August 23, 2024
Complaint shows program unlawful
WASHINGTON—Today, Texas, Kansas and 14 other states went to court to stop the Biden Administration from further abusing the parole power, this time by granting “parole in place” to illegal aliens who have lived in this country for years with their U.S. citizen spouses, and refuse to leave the country to apply for legal status, as required by law. The Immigration Reform Law Institute (IRLI) is outside counsel in this case, providing assistance to the Kansas Attorney General’s office.
In their Complaint, the states raise ten claims, including the claims that paroling people who have lived here for years is not paroling them “into” the country, as the parole statute requires; that this programmatic parole program violates the requirement that parole only be given on a “case-by-case” basis; that the parole granted is open-ended, not temporary as envisaged by the statute; and that the program violates the Paperwork Reduction Act.
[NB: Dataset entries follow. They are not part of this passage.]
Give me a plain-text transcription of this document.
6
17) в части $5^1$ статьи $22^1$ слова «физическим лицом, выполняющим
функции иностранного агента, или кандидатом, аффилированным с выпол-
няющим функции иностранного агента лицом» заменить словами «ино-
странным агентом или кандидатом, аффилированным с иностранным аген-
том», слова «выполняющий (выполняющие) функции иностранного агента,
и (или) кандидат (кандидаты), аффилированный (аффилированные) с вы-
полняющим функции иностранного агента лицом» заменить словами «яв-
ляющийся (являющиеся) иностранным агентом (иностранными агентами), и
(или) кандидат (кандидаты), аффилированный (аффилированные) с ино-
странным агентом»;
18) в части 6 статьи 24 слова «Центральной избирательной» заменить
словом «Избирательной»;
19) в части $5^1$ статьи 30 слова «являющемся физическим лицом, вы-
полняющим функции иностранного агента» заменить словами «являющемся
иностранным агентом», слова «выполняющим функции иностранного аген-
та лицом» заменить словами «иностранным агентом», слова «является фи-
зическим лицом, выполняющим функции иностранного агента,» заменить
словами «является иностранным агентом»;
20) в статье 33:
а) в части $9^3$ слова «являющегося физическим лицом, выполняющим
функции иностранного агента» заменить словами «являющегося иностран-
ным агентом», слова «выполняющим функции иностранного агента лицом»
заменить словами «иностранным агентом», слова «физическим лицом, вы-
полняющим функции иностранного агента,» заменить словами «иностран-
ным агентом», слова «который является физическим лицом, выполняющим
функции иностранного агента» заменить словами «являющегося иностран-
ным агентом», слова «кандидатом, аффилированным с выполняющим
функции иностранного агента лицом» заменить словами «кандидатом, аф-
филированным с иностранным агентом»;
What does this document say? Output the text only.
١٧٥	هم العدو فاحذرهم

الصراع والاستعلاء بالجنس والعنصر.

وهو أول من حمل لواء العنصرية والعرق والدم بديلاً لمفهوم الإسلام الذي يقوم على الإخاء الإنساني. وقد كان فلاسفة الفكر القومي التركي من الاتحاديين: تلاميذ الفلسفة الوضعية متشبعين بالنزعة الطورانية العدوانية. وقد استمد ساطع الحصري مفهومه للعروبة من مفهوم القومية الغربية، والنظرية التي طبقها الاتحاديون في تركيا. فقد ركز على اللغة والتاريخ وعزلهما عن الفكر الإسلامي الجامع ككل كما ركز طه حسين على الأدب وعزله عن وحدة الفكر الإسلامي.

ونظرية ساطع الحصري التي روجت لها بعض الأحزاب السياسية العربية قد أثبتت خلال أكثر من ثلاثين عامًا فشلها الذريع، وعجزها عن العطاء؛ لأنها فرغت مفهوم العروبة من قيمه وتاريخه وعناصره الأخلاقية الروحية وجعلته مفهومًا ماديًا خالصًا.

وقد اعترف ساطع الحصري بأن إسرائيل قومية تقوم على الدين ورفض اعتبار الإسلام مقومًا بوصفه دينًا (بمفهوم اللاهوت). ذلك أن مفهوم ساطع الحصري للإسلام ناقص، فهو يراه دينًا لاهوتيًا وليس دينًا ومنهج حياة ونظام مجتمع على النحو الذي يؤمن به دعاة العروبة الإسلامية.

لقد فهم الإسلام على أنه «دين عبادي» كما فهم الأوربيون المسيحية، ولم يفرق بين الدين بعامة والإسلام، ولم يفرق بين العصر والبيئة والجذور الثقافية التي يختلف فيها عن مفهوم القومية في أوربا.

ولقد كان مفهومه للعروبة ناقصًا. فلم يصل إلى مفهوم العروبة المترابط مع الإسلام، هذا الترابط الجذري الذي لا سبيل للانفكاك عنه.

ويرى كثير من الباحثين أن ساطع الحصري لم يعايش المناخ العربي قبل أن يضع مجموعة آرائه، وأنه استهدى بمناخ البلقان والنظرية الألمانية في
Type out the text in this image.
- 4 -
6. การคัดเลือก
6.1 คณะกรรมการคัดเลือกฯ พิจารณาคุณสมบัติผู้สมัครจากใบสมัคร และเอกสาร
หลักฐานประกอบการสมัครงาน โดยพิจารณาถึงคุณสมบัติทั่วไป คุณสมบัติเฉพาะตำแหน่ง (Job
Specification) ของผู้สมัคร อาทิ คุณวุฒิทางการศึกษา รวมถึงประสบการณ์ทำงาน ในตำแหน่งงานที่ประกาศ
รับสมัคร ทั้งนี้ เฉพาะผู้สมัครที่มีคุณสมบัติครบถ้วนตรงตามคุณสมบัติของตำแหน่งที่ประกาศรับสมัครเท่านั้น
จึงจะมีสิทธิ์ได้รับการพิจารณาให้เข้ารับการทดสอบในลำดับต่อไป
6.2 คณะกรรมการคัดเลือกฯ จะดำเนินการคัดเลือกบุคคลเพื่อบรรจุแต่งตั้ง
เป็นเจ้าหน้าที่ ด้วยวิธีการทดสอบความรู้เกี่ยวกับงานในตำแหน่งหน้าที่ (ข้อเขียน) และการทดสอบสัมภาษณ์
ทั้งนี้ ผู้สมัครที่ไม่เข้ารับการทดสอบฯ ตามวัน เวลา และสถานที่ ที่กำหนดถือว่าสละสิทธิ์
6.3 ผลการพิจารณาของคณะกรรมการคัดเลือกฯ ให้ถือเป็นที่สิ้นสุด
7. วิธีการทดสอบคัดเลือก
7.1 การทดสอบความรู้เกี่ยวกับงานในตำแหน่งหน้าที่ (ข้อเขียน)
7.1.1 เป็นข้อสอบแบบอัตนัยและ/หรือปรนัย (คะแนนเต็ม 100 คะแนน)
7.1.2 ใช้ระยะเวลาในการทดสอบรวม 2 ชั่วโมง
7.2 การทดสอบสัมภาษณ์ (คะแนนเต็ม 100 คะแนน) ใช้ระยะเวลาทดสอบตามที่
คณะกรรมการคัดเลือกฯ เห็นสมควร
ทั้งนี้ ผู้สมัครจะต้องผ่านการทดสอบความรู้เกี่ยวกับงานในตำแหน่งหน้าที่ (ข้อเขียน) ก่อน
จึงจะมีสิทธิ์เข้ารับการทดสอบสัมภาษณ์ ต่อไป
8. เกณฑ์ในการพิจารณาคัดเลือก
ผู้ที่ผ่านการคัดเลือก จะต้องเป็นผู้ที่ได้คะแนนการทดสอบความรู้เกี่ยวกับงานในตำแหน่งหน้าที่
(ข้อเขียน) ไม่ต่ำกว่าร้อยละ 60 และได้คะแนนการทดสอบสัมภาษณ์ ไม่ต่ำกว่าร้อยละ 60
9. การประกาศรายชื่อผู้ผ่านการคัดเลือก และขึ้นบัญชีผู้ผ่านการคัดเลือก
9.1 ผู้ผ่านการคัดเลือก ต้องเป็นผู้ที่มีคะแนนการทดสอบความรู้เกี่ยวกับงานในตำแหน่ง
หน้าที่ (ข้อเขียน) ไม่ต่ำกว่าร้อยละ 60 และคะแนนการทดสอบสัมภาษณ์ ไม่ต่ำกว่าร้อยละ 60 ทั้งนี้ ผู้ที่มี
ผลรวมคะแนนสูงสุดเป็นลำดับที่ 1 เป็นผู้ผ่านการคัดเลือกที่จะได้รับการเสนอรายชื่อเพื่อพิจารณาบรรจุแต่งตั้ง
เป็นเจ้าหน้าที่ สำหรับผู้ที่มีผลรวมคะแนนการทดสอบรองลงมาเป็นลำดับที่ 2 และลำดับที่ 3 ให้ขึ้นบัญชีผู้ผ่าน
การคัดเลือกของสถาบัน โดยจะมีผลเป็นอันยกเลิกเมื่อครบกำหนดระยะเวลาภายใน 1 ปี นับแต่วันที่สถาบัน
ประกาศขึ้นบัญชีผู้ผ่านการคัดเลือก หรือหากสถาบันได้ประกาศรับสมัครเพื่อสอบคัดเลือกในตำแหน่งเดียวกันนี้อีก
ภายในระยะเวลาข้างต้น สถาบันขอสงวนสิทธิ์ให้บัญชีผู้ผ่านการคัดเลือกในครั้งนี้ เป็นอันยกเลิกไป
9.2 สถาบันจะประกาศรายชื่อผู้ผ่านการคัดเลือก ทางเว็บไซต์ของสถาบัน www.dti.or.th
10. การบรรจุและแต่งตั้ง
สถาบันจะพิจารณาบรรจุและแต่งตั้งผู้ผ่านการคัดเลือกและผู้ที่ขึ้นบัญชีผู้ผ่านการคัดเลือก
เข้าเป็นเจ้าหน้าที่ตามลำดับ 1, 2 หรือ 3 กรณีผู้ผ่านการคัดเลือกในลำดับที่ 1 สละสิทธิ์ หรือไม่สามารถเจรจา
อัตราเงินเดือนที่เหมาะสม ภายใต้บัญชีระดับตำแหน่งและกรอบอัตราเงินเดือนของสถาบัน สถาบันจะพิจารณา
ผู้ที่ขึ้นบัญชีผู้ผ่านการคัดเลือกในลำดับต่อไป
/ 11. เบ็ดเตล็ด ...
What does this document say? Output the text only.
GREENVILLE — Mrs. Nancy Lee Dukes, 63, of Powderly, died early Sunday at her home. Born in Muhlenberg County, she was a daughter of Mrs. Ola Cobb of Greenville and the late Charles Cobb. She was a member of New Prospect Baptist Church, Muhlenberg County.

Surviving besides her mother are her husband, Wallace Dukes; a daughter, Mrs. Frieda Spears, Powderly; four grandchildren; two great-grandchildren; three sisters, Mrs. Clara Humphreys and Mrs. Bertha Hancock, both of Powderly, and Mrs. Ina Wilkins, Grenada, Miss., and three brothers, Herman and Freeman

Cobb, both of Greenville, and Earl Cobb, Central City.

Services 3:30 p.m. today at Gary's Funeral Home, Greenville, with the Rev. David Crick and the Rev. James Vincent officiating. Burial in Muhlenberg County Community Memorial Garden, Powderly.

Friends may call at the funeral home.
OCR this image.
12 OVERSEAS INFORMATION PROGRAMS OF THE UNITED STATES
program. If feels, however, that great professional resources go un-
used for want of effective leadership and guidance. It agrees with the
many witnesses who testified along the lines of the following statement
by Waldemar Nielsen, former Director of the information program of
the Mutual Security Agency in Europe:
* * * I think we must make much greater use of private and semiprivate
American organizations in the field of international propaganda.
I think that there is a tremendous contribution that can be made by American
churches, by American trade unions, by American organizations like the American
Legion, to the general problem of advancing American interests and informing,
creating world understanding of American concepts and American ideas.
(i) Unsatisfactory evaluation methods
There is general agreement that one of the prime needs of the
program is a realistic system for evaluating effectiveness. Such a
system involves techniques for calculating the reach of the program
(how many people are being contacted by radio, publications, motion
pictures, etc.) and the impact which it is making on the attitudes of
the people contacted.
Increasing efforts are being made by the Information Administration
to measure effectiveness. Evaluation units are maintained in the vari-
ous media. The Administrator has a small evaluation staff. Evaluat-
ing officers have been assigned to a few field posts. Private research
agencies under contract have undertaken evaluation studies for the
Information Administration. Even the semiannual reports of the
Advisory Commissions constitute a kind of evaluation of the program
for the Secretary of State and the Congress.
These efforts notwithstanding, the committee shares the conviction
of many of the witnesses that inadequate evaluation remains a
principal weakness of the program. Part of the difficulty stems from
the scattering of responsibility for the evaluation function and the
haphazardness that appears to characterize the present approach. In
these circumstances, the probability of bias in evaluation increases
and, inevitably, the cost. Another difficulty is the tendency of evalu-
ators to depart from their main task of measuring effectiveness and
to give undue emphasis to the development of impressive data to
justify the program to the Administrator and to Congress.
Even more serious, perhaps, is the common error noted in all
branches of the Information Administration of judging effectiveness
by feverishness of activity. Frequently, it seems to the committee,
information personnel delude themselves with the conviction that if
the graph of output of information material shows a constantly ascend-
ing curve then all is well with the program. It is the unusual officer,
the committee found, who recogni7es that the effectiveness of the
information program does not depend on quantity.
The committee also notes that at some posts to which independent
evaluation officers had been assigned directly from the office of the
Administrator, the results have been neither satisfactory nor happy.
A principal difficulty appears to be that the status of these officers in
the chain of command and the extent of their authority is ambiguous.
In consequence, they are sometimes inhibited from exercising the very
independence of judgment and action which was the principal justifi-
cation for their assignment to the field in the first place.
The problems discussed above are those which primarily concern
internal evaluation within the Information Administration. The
“Biden’s ballooning of parole into an alternative immigration program, apart from being transparent political pandering, is flatly against the law,” said Dale L. Wilcox, executive director and general counsel of IRLI. “Congress tightened parole in 1996 to stop just this sort of abuse, but as usual the Biden Administration ignores laws it disagrees with. We hope the court sees how starkly unlawful Biden’s new rule is, and strikes it down.”
The case is Texas v. DHS, No. 6:24-cv-00306 (E.D. Tex.).